Anders sieht es der Zürcher SP-Ständerat Daniel Jositsch: Für ihn ist dieser Aspekt schlicht kein Thema. Jositsch spricht von einer «unspektakulären Wahl»: «Die SVP hatte Anspruch auf zwei Sitze. Ich glaube, Parmelin wird sich im Bundesrat gut integrieren.»

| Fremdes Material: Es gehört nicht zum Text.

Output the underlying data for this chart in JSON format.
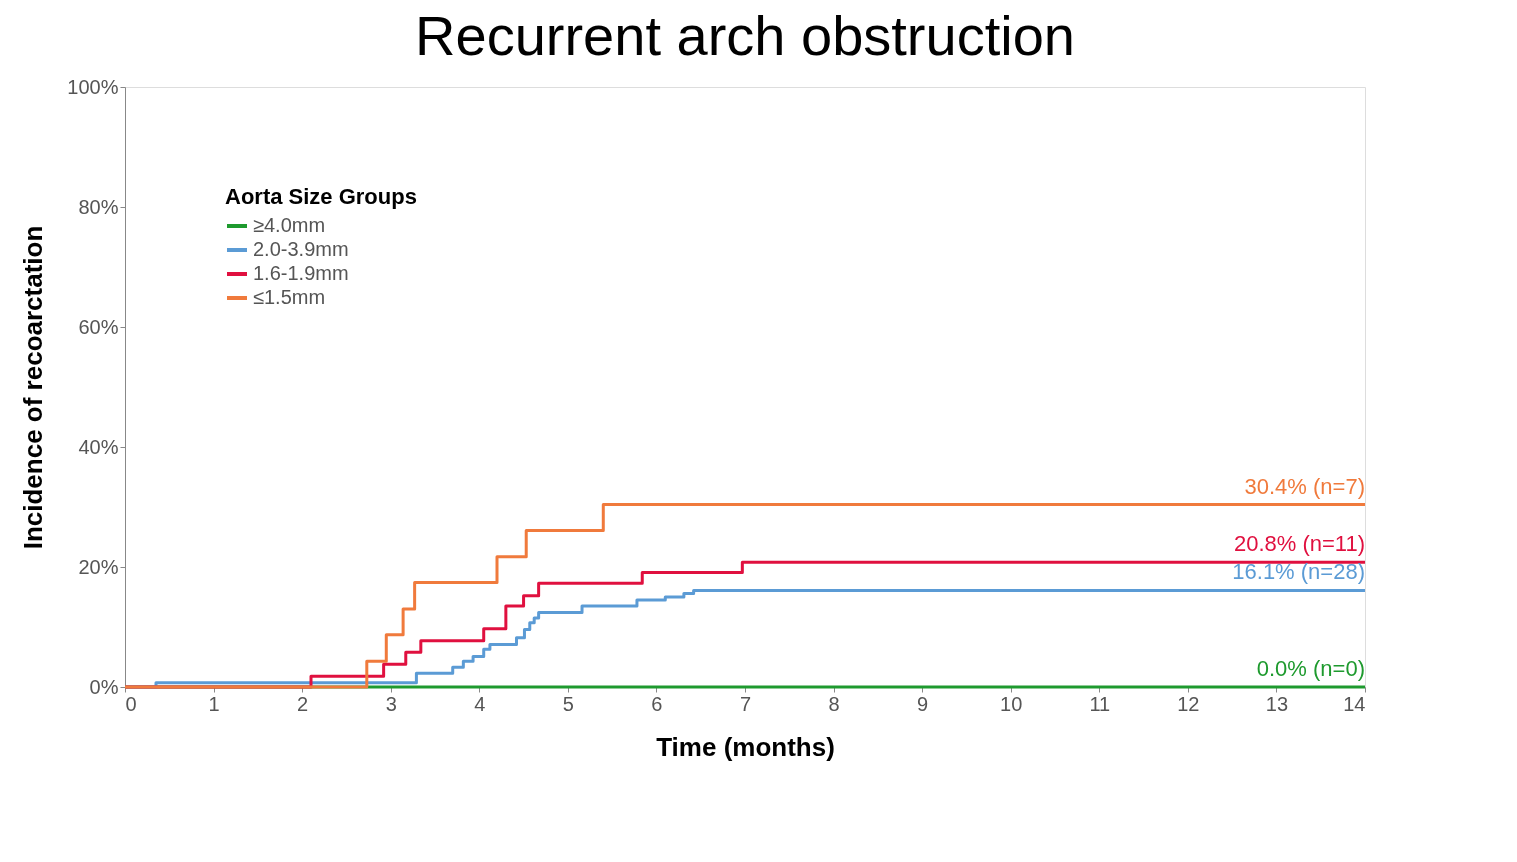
{
  "chart_data": {
    "type": "step",
    "title": "Recurrent arch obstruction",
    "xlabel": "Time (months)",
    "ylabel": "Incidence of recoarctation",
    "legend_title": "Aorta Size Groups",
    "legend": "top left",
    "grid": false,
    "line_style": "solid",
    "marker": "none",
    "xlim": [
      0,
      14
    ],
    "xticks": [
      0,
      1,
      2,
      3,
      4,
      5,
      6,
      7,
      8,
      9,
      10,
      11,
      12,
      13,
      14
    ],
    "ylim": [
      0,
      100
    ],
    "yticks": [
      {
        "value": 0,
        "label": "0%"
      },
      {
        "value": 20,
        "label": "20%"
      },
      {
        "value": 40,
        "label": "40%"
      },
      {
        "value": 60,
        "label": "60%"
      },
      {
        "value": 80,
        "label": "80%"
      },
      {
        "value": 100,
        "label": "100%"
      }
    ],
    "series": [
      {
        "name": "≥4.0mm",
        "color": "#1e9a2e",
        "x": [
          0,
          14
        ],
        "values": [
          0,
          0
        ],
        "value_labels": [
          null,
          "0.0% (n=0)"
        ]
      },
      {
        "name": "2.0-3.9mm",
        "color": "#5b9bd5",
        "x": [
          0,
          0.35,
          3.29,
          3.7,
          3.82,
          3.93,
          4.05,
          4.12,
          4.42,
          4.51,
          4.57,
          4.62,
          4.67,
          5.16,
          5.78,
          6.1,
          6.31,
          6.42,
          14
        ],
        "values": [
          0,
          0.7,
          2.3,
          3.3,
          4.3,
          5.1,
          6.3,
          7.1,
          8.2,
          9.6,
          10.7,
          11.5,
          12.4,
          13.5,
          14.5,
          15.0,
          15.6,
          16.1,
          16.1
        ],
        "value_labels": [
          null,
          null,
          null,
          null,
          null,
          null,
          null,
          null,
          null,
          null,
          null,
          null,
          null,
          null,
          null,
          null,
          null,
          null,
          "16.1% (n=28)"
        ]
      },
      {
        "name": "1.6-1.9mm",
        "color": "#e0103f",
        "x": [
          0,
          2.1,
          2.92,
          3.17,
          3.34,
          4.05,
          4.3,
          4.5,
          4.67,
          5.84,
          6.97,
          14
        ],
        "values": [
          0,
          1.8,
          3.8,
          5.8,
          7.7,
          9.7,
          13.5,
          15.2,
          17.3,
          19.1,
          20.8,
          20.8
        ],
        "value_labels": [
          null,
          null,
          null,
          null,
          null,
          null,
          null,
          null,
          null,
          null,
          null,
          "20.8% (n=11)"
        ]
      },
      {
        "name": "≤1.5mm",
        "color": "#f07a3c",
        "x": [
          0,
          2.73,
          2.95,
          3.14,
          3.27,
          4.2,
          4.53,
          5.4,
          14
        ],
        "values": [
          0,
          4.3,
          8.7,
          13.0,
          17.4,
          21.7,
          26.1,
          30.4,
          30.4
        ],
        "value_labels": [
          null,
          null,
          null,
          null,
          null,
          null,
          null,
          null,
          "30.4% (n=7)"
        ]
      }
    ]
  }
}
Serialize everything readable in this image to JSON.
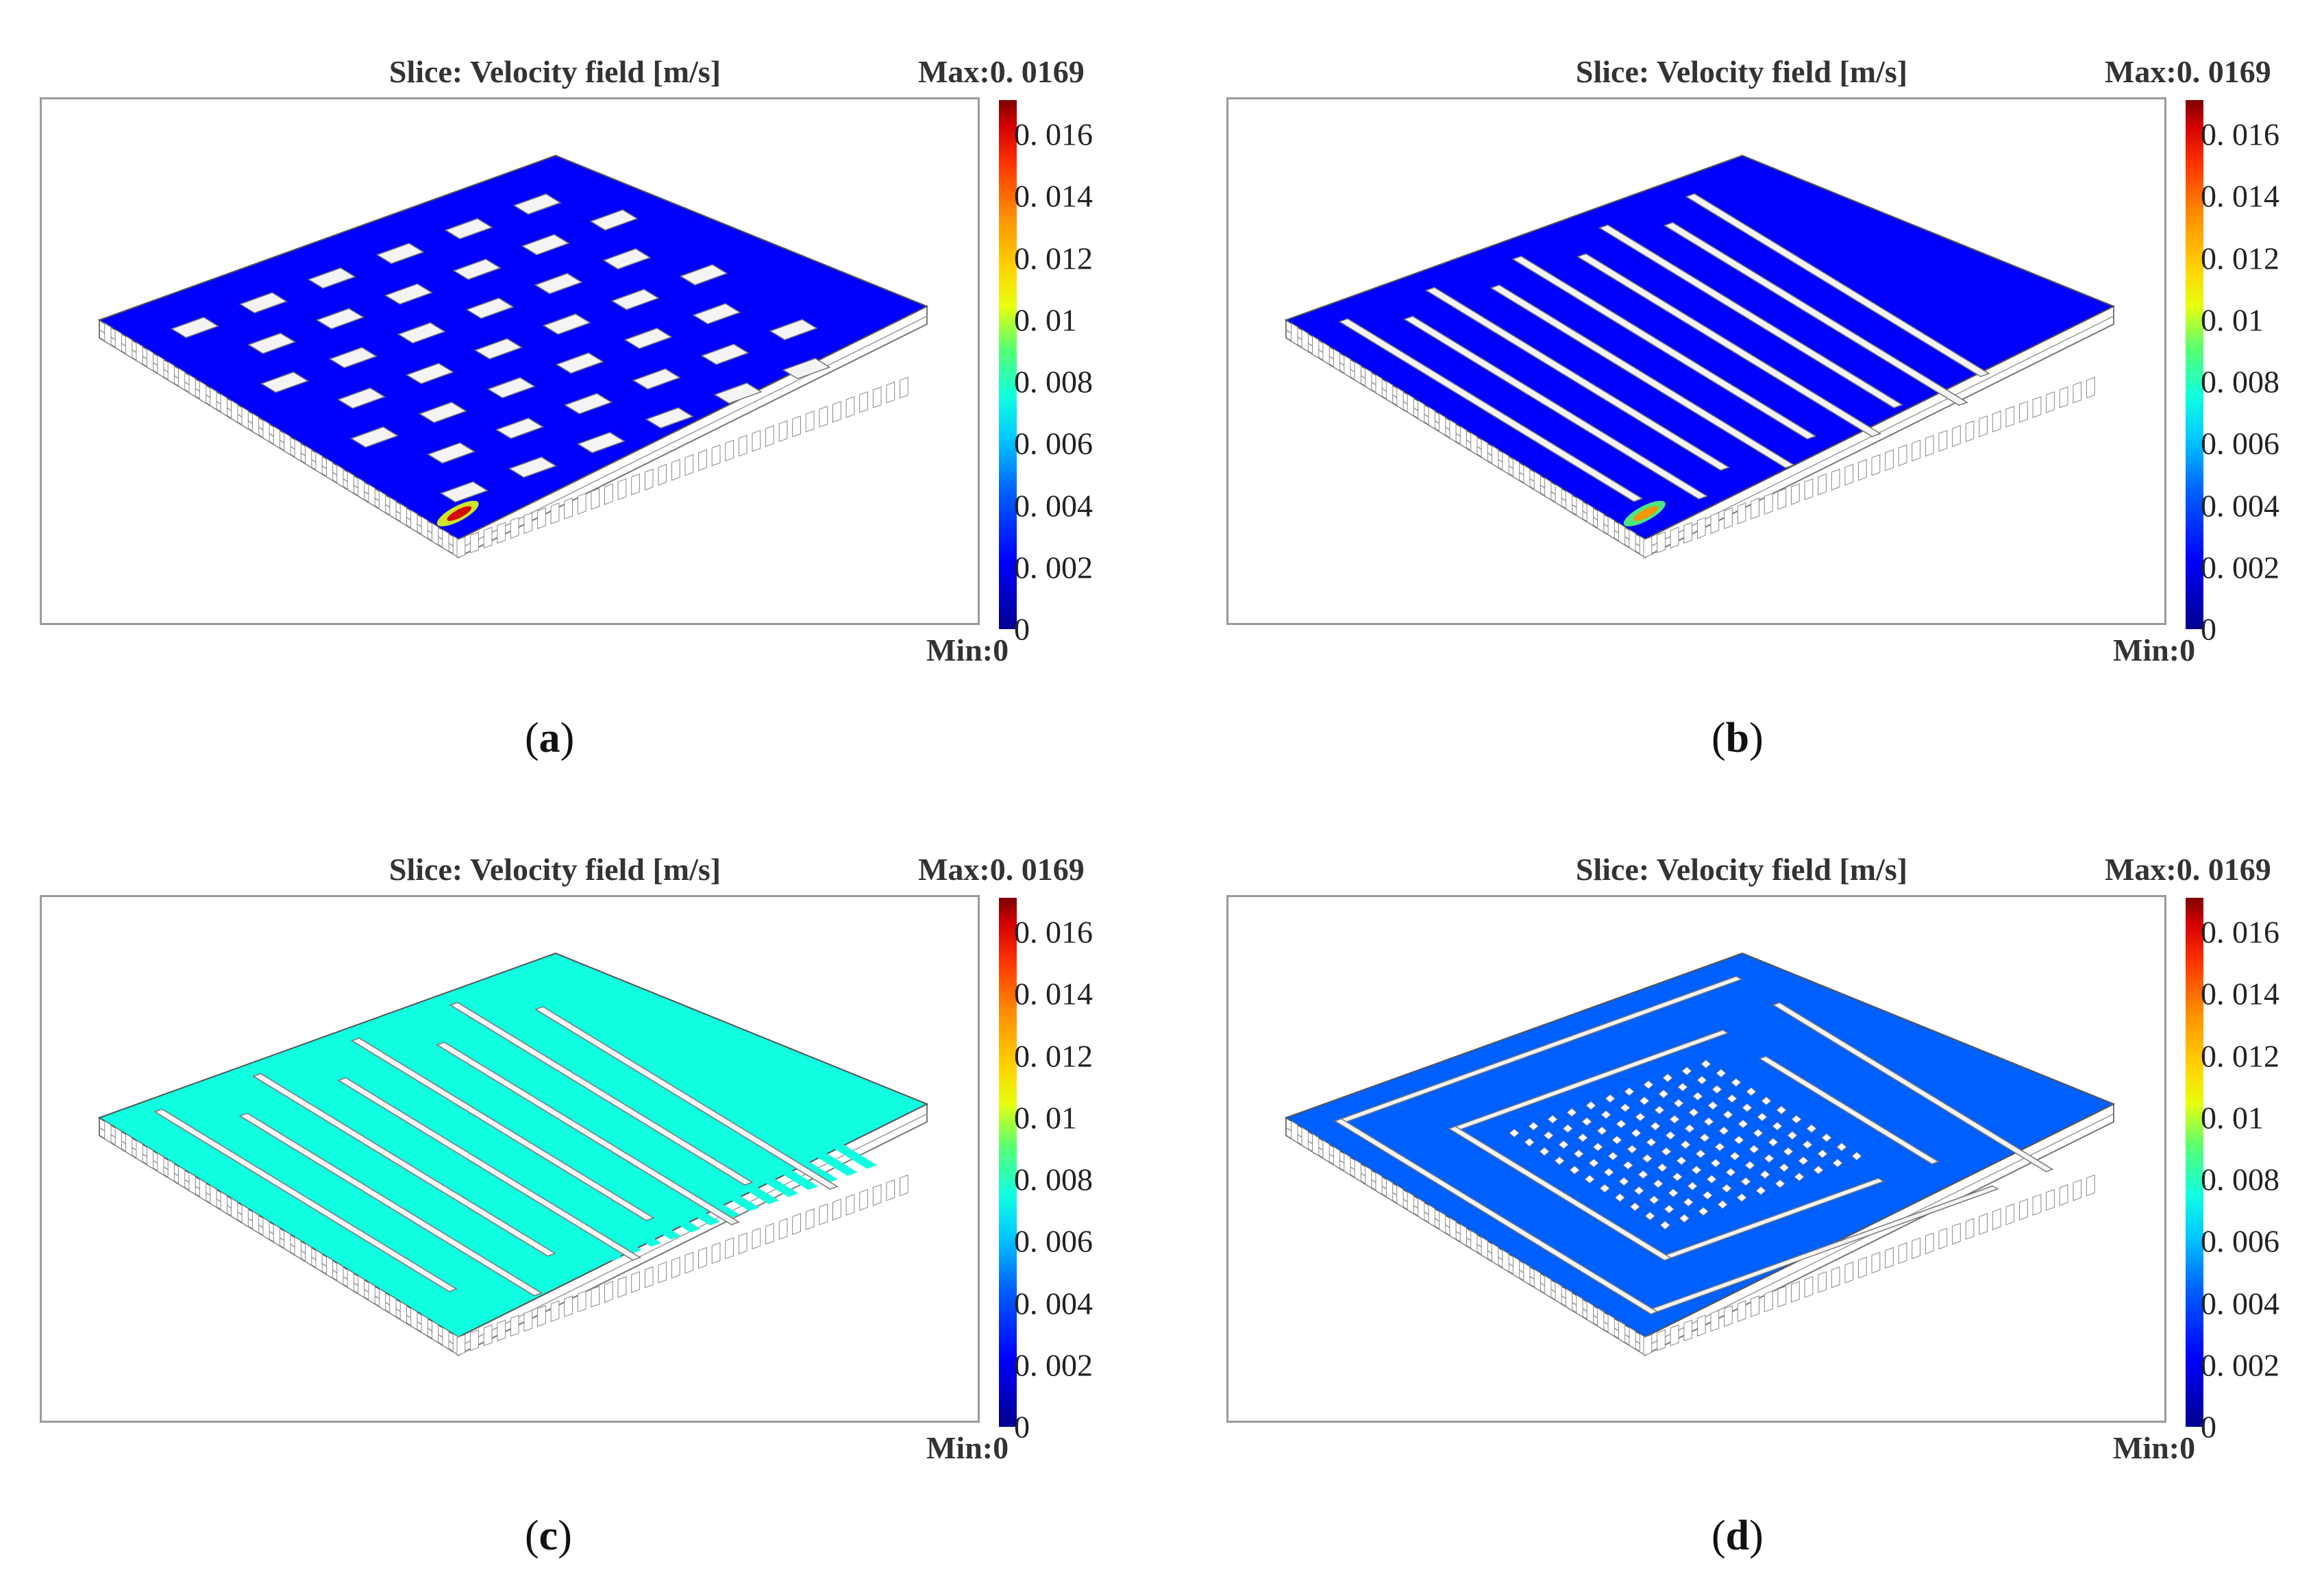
{
  "panels": [
    {
      "id": "a",
      "title": "Slice: Velocity field [m/s]",
      "max_label": "Max:0. 0169",
      "min_label": "Min:0",
      "colorbar_ticks": [
        "0. 016",
        "0. 014",
        "0. 012",
        "0. 01",
        "0. 008",
        "0. 006",
        "0. 004",
        "0. 002",
        "0"
      ],
      "caption_open": "(",
      "caption_letter": "a",
      "caption_close": ")",
      "layout_pattern": "staggered-pillars",
      "channel_velocity_fraction": 0.12,
      "hotspot": "inlet-high"
    },
    {
      "id": "b",
      "title": "Slice: Velocity field [m/s]",
      "max_label": "Max:0. 0169",
      "min_label": "Min:0",
      "colorbar_ticks": [
        "0. 016",
        "0. 014",
        "0. 012",
        "0. 01",
        "0. 008",
        "0. 006",
        "0. 004",
        "0. 002",
        "0"
      ],
      "caption_open": "(",
      "caption_letter": "b",
      "caption_close": ")",
      "layout_pattern": "interdigitated-ribs",
      "channel_velocity_fraction": 0.1,
      "hotspot": "inlet-medium"
    },
    {
      "id": "c",
      "title": "Slice: Velocity field [m/s]",
      "max_label": "Max:0. 0169",
      "min_label": "Min:0",
      "colorbar_ticks": [
        "0. 016",
        "0. 014",
        "0. 012",
        "0. 01",
        "0. 008",
        "0. 006",
        "0. 004",
        "0. 002",
        "0"
      ],
      "caption_open": "(",
      "caption_letter": "c",
      "caption_close": ")",
      "layout_pattern": "multi-serpentine",
      "channel_velocity_fraction": 0.33,
      "hotspot": "none"
    },
    {
      "id": "d",
      "title": "Slice: Velocity field [m/s]",
      "max_label": "Max:0. 0169",
      "min_label": "Min:0",
      "colorbar_ticks": [
        "0. 016",
        "0. 014",
        "0. 012",
        "0. 01",
        "0. 008",
        "0. 006",
        "0. 004",
        "0. 002",
        "0"
      ],
      "caption_open": "(",
      "caption_letter": "d",
      "caption_close": ")",
      "layout_pattern": "spiral-with-pins",
      "channel_velocity_fraction": 0.16,
      "hotspot": "none"
    }
  ],
  "colorbar": {
    "min": 0,
    "max": 0.0169,
    "colors": [
      "#00008f",
      "#0000ff",
      "#0060ff",
      "#00c8ff",
      "#10ffe0",
      "#58ff70",
      "#e6ff10",
      "#ffd400",
      "#ff9000",
      "#ff3300",
      "#d50000",
      "#800000"
    ]
  }
}
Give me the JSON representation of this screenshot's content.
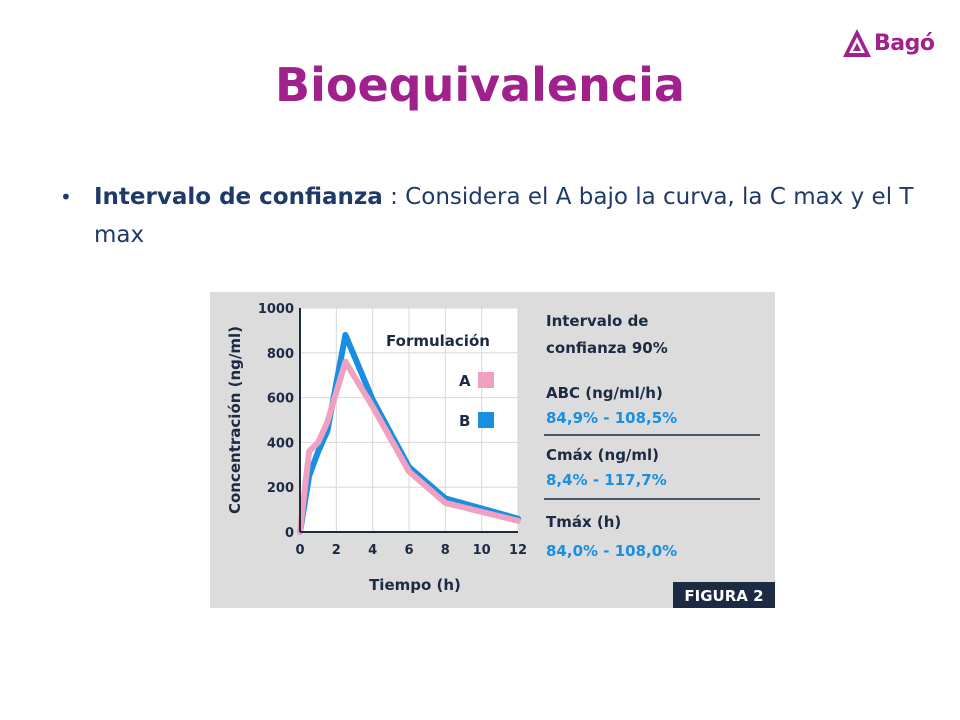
{
  "brand": {
    "name": "Bagó",
    "color": "#a0208c"
  },
  "slide": {
    "title": "Bioequivalencia",
    "bullet": {
      "lead": "Intervalo de confianza",
      "text": " : Considera el A bajo la curva, la C max y el T max"
    }
  },
  "chart_data": {
    "type": "line",
    "title": "",
    "xlabel": "Tiempo (h)",
    "ylabel": "Concentración (ng/ml)",
    "xlim": [
      0,
      12
    ],
    "ylim": [
      0,
      1000
    ],
    "x_ticks": [
      0,
      2,
      4,
      6,
      8,
      10,
      12
    ],
    "y_ticks": [
      0,
      200,
      400,
      600,
      800,
      1000
    ],
    "grid": true,
    "legend_title": "Formulación",
    "legend_position": "top-right",
    "series": [
      {
        "name": "A",
        "color": "#f0a0c0",
        "x": [
          0,
          0.5,
          1,
          1.5,
          2.5,
          4,
          6,
          8,
          12
        ],
        "y": [
          0,
          360,
          400,
          490,
          760,
          560,
          270,
          130,
          50
        ]
      },
      {
        "name": "B",
        "color": "#1a8ee0",
        "x": [
          0,
          0.5,
          1,
          1.5,
          2.5,
          4,
          6,
          8,
          12
        ],
        "y": [
          0,
          250,
          360,
          450,
          880,
          590,
          290,
          150,
          60
        ]
      }
    ],
    "side_panel": {
      "heading_line1": "Intervalo de",
      "heading_line2": "confianza 90%",
      "metrics": [
        {
          "label": "ABC (ng/ml/h)",
          "value": "84,9% - 108,5%"
        },
        {
          "label": "Cmáx (ng/ml)",
          "value": "8,4% - 117,7%"
        },
        {
          "label": "Tmáx (h)",
          "value": "84,0% - 108,0%"
        }
      ],
      "figure_label": "FIGURA 2"
    },
    "colors": {
      "text_dark": "#1c2a44",
      "value_blue": "#1a8ee0",
      "plot_bg": "#ffffff",
      "figure_bg": "#dcdcdc",
      "grid": "#d8d8d8"
    }
  }
}
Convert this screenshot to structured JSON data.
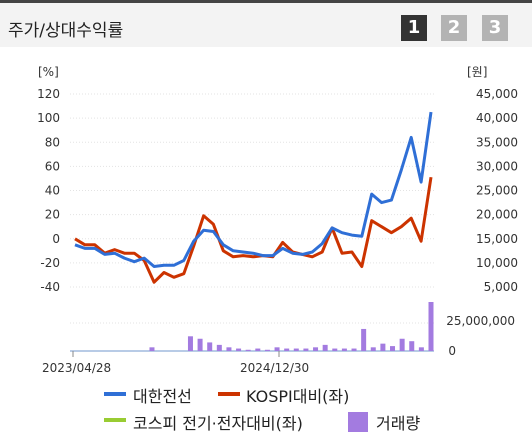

Auch für Hans Egloff (SVP), den einzigen Nationalrat aus dem Bezirk Dietikon, ist die welsche Dreiervertretung unproblematisch. Doch er fügt an: «Die Ostschweiz und der Wirtschaftsraum Zürich ist mit Ueli Maurer sicher nicht übervertreten.» Maurer als derzeit einziger Zürcher Bundesrat schaffte gestern die Wiederwahl mit dem schlechtesten Resultat aller Bisherigen: Er kam auf 173 Stimmen, legte aber gegenüber 2011 deutlich zu.

Mit Maurer und Parmelin hat die SVP nun wieder zwei Bundesräte. Egloff spricht deshalb von einem «guten Tag für die Schweiz». Der SVP-Wahlsieg vom 18. Oktober sei damit anerkannt, ebenso der SVP-Anspruch auf zwei Bundesratssitze. Parmelins Wahl zeige zudem, dass die Partei mit ihrem Dreierticket einen ausgewogenen Wahlvorschlag gemacht habe.

«Es ist jetzt nötig, dass Ruhe in die Schweizer Politik einkehrt. Wir haben genug andere Probleme», so Egloff, der in den drei Wahlgängen für die Nachfolge von Eveline Widmer Schlumpf (BDP) drei verschiedene Namen vom SVP-Dreierticket auf den Wahlzettel schrieb – aus taktischen Gründen, wie er verrät.

«Besser Parmelin als Aeschi»

Unzufrieden mit Parmelins Wahl zeigt sich Bastien Girod, Nationalrat der Grünen. «Aber besser Parmelin als Aeschi», fügt er an – nicht ohne zu erwähnen, dass es seiner Ansicht nach innerhalb der SVP bessere Kandidaten als jene auf dem offiziellen Dreierticket der Partei gegeben hätte.

Und auch Girod betont: «Für Zürich ist es nicht optimal, dass jetzt drei Bundesräte aus der Romandie gewählt sind. Jemand aus der Ostschweiz oder aus Schaffhausen wäre besser gewesen.» Hauptsache sei nun allerdings, dass es sich mit dem Winzer Parmelin wie mit einem guten Wein verhalte: «Er wird immer besser.» Girod hofft, dass Parmelin sich als Bundesrat von SVP-Anliegen löst.